Toc Toc

J’ai un petit morceau de papier coincé dans l’oreille. Ca n’a l’air de rien. Mais je ne pense qu’à ça. Dans mon imagination, le papier se rétracte dans mon conduit auditif, et finit par remonter dans mon cerveau, embolie du cortex et décès immédiat. Je ne sais même plus si l’intrus est encore là. J’ai tout essayé pour le dégager : jet d’eau violent, pince à épiler, incantations voodoo, tige en métal et gel lubrifiant. J’entends encore bien pourtant, je ne souffre pas. Mais comme une rage de dent, comme un mal de dos, ni handicapant, ni fatal, le petit morceau de papier mouillé me tape sur le nerfs, me donne envie de m’arracher l’oreille pour le cramer, tout remettre à neuf là dedans, passer de l’eau de javel et faire sécher, grand ménage de printemps de mon tuyau bouché. Je m’imagine scalpel en main, tour de l’oreille dessiné au feutre gras, ambiance Nip Tuck homemade, devant la glace je n’hésite pas, la lame glisse, je gratte un peu sous la première couche de derme, l’oreille se détache et tombe dans l’évier. Mon conduit auditif est exposé, mon tympan se rétracte, j’aperçois la boule de papier froissé, pince à épiler, alcool à 90°, un dernier geste, je saigne un peu maintenant, mais ca y est, je suis enfin délivrée. C’est un peu radical peut-être, mais c’est proportionnel à mon énervement et à ma gêne. Pas de pitié pour le papier.

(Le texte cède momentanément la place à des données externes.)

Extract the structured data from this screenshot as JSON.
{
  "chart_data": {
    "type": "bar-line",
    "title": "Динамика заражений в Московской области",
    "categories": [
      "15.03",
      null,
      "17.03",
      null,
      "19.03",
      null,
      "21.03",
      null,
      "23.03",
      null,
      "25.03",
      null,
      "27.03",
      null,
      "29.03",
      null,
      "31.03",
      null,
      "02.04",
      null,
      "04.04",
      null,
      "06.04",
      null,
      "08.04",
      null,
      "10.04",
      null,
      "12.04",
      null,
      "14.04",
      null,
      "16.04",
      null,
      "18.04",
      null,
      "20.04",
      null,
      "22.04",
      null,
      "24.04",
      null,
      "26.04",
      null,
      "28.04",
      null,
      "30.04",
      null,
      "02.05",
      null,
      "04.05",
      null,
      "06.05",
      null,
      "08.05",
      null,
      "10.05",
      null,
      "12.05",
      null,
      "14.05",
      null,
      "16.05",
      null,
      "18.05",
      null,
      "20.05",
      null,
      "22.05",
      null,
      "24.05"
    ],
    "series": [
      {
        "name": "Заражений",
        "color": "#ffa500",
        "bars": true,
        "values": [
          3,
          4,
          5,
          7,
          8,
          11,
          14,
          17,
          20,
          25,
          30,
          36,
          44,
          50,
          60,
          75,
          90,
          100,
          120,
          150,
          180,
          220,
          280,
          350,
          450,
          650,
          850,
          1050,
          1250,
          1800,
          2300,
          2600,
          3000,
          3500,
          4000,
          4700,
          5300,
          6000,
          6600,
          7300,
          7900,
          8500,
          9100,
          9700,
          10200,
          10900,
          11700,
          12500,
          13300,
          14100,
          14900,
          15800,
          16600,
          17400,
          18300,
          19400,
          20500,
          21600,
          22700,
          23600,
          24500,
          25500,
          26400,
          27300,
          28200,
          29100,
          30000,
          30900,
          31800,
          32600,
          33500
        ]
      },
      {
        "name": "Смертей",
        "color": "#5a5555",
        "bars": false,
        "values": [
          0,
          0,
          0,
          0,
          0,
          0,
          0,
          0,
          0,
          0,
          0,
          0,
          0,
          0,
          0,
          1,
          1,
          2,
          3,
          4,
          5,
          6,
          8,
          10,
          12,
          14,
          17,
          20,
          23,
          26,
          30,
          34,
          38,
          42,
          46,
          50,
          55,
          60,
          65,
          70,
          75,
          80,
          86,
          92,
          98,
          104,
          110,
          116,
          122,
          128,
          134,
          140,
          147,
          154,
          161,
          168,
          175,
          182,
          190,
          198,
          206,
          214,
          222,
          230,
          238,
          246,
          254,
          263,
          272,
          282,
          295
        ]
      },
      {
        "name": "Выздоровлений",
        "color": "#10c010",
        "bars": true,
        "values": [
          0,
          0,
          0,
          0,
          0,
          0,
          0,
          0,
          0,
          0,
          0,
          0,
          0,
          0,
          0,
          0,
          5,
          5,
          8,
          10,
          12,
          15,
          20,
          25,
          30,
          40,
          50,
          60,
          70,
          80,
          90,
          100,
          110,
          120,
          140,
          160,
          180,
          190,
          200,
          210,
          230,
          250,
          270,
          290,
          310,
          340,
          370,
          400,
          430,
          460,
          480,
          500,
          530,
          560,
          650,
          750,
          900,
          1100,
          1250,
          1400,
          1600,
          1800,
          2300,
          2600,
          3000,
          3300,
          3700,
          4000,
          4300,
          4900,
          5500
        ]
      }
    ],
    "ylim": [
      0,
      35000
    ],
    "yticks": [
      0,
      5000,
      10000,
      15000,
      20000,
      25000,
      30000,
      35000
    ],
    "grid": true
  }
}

Plus raisonnablement, je vais sans doute finir par prendre rendez-vous chez l’ORL, qui m’engueulera vertement d’avoir osé introduire un corps étranger dans le temps sacré de mon audition parfaite, et qui me débouchera de manière hygiénique et indolore pour une somme modique mais non remboursée. En effet, se curer l’oreille à grand coup de carte de visite déchirée ne fait pas partie de mon parcours de santé habituel, je ne suis pas étonnée. Il paraît même qu’il faudrait interdire la vente libre de coton-tiges, tant sont nombreux les accidents comme le mien. La seule différence, c’est que je ne m’arrache pas l’oreille par souci de propreté, il s’agit en fait d’un TOC, un geste que j’ai du mal à empêcher. Me curer l’oreille me soigne et m’apaise, à chaque angoisse, à chaque contrariété, comme un fumeur de shit, je roule un petit morceau de carton ou de papier, et je me gratte consciencieusement les lobes et les cavités. Il m’arrive même de le faire en public, surtout dans le transports en commun, sous le regard ébahi de mes voisins. Je n’ai pas de pudeur, l’important c’est la satisfaction immédiate que je ressens dès l’introduction de l’élément contendant dans mon orifice, comme une bulle qu’on dégonfle, comme un ballon qu’on pique.

Dans ma grande bêtise, une unique satisfaction, celle de ne pas être affublée d’un TOC plus violent, pas de déformation nerveuse de mon visage, pas d’insultes à la Tourette ou de lavages de mains obsessionnels. Juste une manière de plus de me rassurer, une barrière de plus contre la peur panique, une arme supplémentaire en cas de guerre des nerfs. Ca ne m’empêche pas de me maudire intérieurement, et d’avoir envie de me gifler, de me sentir très conne avec mon putain de papier enfoncé, mais intellectuellement, c’est rassurant, ca me permet de relativiser, de me dire qu’il y a pire ailleurs, que je ne suis pas tout à fait niquée. Mais si vous me croisez aujourd’hui, je vous en supplie, un peu de pitié, ne faites pas attention si je passe mon temps à masser mon oreille ou à pencher à la tête de côté, comme un animal un peu stupide qui attend sa paté, bien sur, j’écoute ce que vous me racontez, et je suis ravie de vous croiser, j’ai juste un putain de morceau de papier qui me grignote la santé, d’ailleurs, si vous vous taisez, je l’entends presque bouger, se foutre de ma gueule, et continuer à s’enfoncer.